AN INVESTIGATION by UWA scientists into factors which affect eye size in certain deep-sea fish has found that eye size varies based on the individual fish’s evolutionary status, rather than ecological pressures.
Researchers at the UWA Oceans Institute studied how types of Lanternfish (Myctophidae) have visually adapted to navigating the ocean’s mesopelagic zone (200m-1000m) where sunlight diminishes exponentially with depth.
The mesopelagic region or Twilight Zone has the greatest density of bioluminescent emissions, or light emitted by the animals themselves, which they use to interact with prey and predators.
They examined 237 members of the Lanternfish family spanning 61 different species, with eye and lens diameters ranging from 0.6mm to 11.1mm, and were collected from research cruises in different parts of the world including in the Coral Sea.
UWA PhD student Fanny de Busserolles says while in the field she had noticed significant differences in eye size compared to body size between different Lanternfish species and wanted to investigate the difference.
“Knowing that a larger eye will be more sensitive we thought there might be a connection between the amount of light present in the environment [sunlight or bioluminescence] and the relative eye size of a species,” she says.
“We hypothesised that species with a deeper distribution in the mesopelagic zone and/or a reduction of bioluminescent emissions will have smaller eyes, and that ecological factors rather than the evolutionary history of the family will drive the evolution of their visual system.”

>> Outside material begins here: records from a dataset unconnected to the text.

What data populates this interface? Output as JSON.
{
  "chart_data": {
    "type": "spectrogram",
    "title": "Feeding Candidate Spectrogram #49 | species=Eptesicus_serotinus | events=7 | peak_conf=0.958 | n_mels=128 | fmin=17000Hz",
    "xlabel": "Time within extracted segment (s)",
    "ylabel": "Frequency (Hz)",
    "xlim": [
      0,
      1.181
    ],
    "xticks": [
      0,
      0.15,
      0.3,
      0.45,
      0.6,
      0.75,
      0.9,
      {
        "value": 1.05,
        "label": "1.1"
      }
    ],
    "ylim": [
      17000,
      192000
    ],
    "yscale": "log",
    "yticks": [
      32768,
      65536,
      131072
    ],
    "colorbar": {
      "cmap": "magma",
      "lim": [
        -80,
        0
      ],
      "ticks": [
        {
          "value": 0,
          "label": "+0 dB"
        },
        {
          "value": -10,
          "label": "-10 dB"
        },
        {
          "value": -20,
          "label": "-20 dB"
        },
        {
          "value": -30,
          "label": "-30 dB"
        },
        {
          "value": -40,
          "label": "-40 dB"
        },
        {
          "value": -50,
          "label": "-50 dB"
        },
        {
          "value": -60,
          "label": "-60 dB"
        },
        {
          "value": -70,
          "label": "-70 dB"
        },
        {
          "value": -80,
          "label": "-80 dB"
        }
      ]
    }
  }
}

The study found there was great diversity in eye size among Lanternfish at all taxonomic levels including the subfamily, tribes and genus.
But contrary to their expectations the team did not find a link between the eye size and the depth/luminous tissue patterns on the fish identified.
“A strong phylogenetic signal was observed for the eye size variable suggesting that this characteristic may be mainly influenced by the evolutionary history of the family instead of the ecological factors as we expected,” Ms Busserolles says.